Kentungan
Kentongan atau yang dalam bahasa lainnya disebut jidor adalah alat pemukul yang terbuat dari batang bambu atau batang kayu jati yang dipahat.
Kegunaan kentongan didefinisikan sebagai tanda alarm, sinyal komunikasi jarak jauh, morse, penanda adzan, maupun tanda bahaya.[1] Ukuran kentongan tersebut berkisar antara diameter 40cm dan tinggi 1,5M-2M.[butuh rujukan] Kentongan sering diidentikkan dengan alat komunikasi zaman dahulu yang sering dimanfaatkan oleh penduduk yang tinggal di daerah pedesaan dan pegunungan.[2]
Sejarah
Sejarah budaya kentongan sebenarnya dimulai sebenarnya berasal dari legenda Cheng Ho dari Cina yang mengadakan perjalanan dengan misi keagamaan.[butuh rujukan] Dalam perjalanan tersebut, Cheng Ho menemukan kentongan ini sebagai alat komunikasi ritual keagamaan.[butuh rujukan] Penemuan kentongan tersebut dibawa ke China, Korea, dan Jepang.[butuh rujukan] Kentongan sudah ditemukan sejak awal masehi.[butuh rujukan] Setiap daerah tentunya memiliki sejarah penemuan yang berbeda dengan nilai sejarhnya yang tinggi.[butuh rujukan] Di Nusa Tenggara Barat, kentongan ditemukan ketika Raja Anak Agung Gede Ngurah yang berkuasa sekitar abad XIX menggunakannya untuk mengumpulkan massa.[butuh rujukan] Di Yogyakarta ketika masa kerajaan Majapahit, kentongan Kyai Gorobangsa sering digunakan sebagai pengumpul warga.[1]

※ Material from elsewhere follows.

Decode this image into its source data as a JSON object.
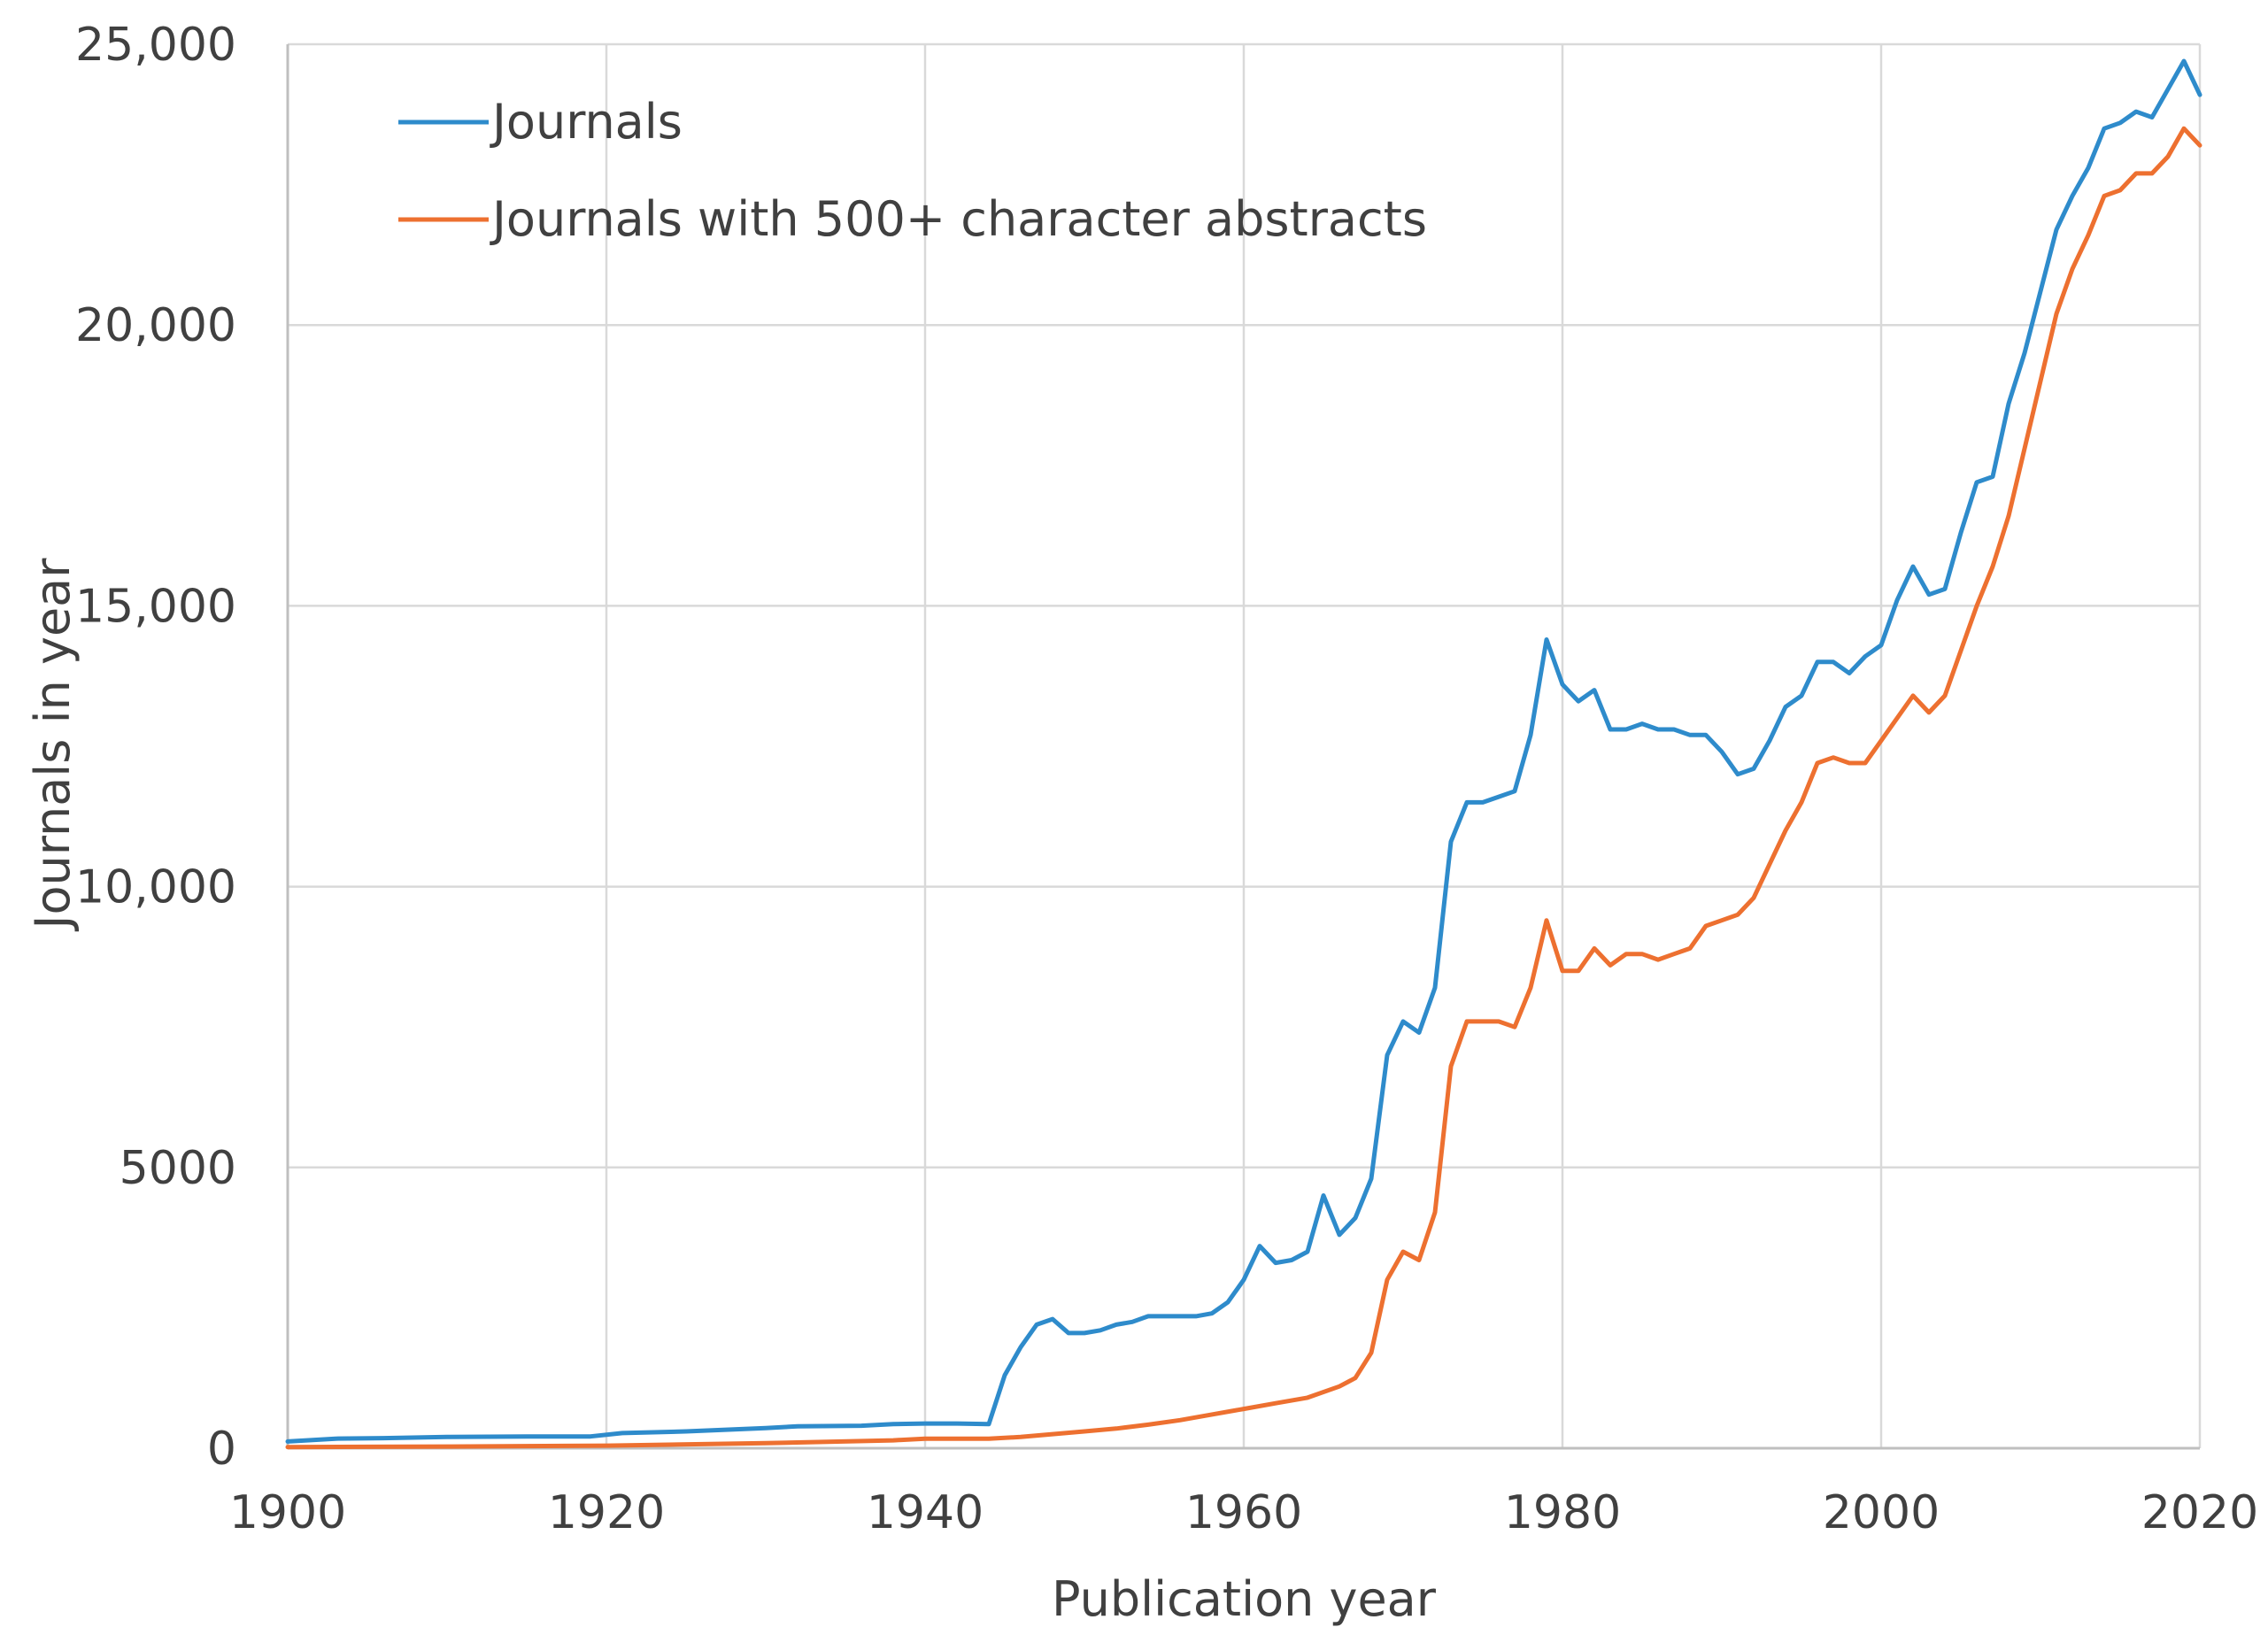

Di Pengasih, kentongan ditemukan sebagai alat untuk menguji kejujuran calon pemimpin daerah.[1] Di masa sekarang ini, penggunaan kentongan lebih bervariatif. [butuh rujukan]
Cara Memainkan
Kentongan merupakan alat komunikasi zaman dahulu yang dapat berbentuk tabung maupun berbentuk lingkaran dengan sebuah lubang yang sengaja dipahat di tengahnya.[butuh rujukan] Dari lubang tersebut, akan keluar bunyi-bunyian apabila dipukul.[butuh rujukan] Kentongan tersebut biasa dilengkapi dengan sebuah tongkat pemukul yang sengaja digunakan untuk memukul bagian tengah kentongan tersebut untuk menghasilkan suatu suara yang khas.[butuh rujukan] Kentongan tersebut dibunyikan dengan irama yang berbeda-beda untuk menunjukkan kegiatan atau peristiwa yang berbeda.[butuh rujukan] Pendengar akan paham dengan sendirinya pesan yang disampaikan oleh kentongan tersebut. [butuh rujukan]
Manfaat Kentongan
Awalnya, kentongan digunakan sebagai alat pendamping ronda untuk memberitahukan adanya pencuri atau bencana alam.[butuh rujukan] Dalam masyarakat pedalaman, kentongan seringkali digunakan ketika suro-suro kecil atau sebagai pemanggil masyarakat untuk ke masjid bila jam sholat telah tiba.[butuh rujukan] Namun, kentongan yang dikenal sebagai teknologi tradisional ini telah mengalami transformasi fungsi.[3] Dalam masyarakat modern, kentongan dijadikan sebagai salah satu alat yang efektif untuk mencegah demam berdarah.[3] Di jaman modern kentongan masih eksis sebagai alat komunikasi]</ref> Dengan kentongan, monitoring terhadap pemberantasan sarang nyamuk pun dilakukan.[butuh rujukan] Dalam masyarakat tani, seringkali menggunakan kentongan sebagai alat untuk mengusir hewan yang merusak tanaman dan padi warga. [butuh rujukan]
Kelebihan
Kentongan dengan bahan pembuatan dan ukurannya yang khas dapat dijadikan barang koleksi peninggalan seni budaya masa lalu yang dapat dipelihara untuk meningkatkan pemasukan negara.[2] Kentongan dengan bunyi yang khas dan permainan yang khas menjadi sumber penanada tertentu bagi masyarakat sekitar.[butuh rujukan] Selain itu, kentongan merupakan peninggalan asli bangsa Indonesia dan memiliki nilai sejarah yang tinggi.[butuh rujukan] Perawatannya juga sederhana, tanpa memerlukan tindakan-tindakan khusus. [butuh rujukan]
Kelemahan
Kentongan masih banyak kita temui dalam masyarakat modern, namun fungsi kentongan sebagai alat komunikasi tradisional memiliki sejumlah kekurangan yang menyebabkan tergesernya kentongan tersebut dengan teknologi modern.[1] Kegunaan kentongan yang sederhana dan jangkauan suara yang sempit menyebabkan kentongan tidak menjadi alat komunikasi utama dalam dunia modern ini.[butuh rujukan]
Referensi
- ^ a b c d Moertjipto, dkk. 1990. Bentuk-bentuk Peralatan Hiburan dan Kesenian Tradisional Daerah Istimewa Yogyakarta. Jakarta: Departemen Pendidikan dan Kebudayaan, Direktorat Jenderal Kebudayaan, Direktorat Sejarah dan Nilai Tradisional, Proyek Inventarisasidan Pembinaan Nilai-Nilai Budaya.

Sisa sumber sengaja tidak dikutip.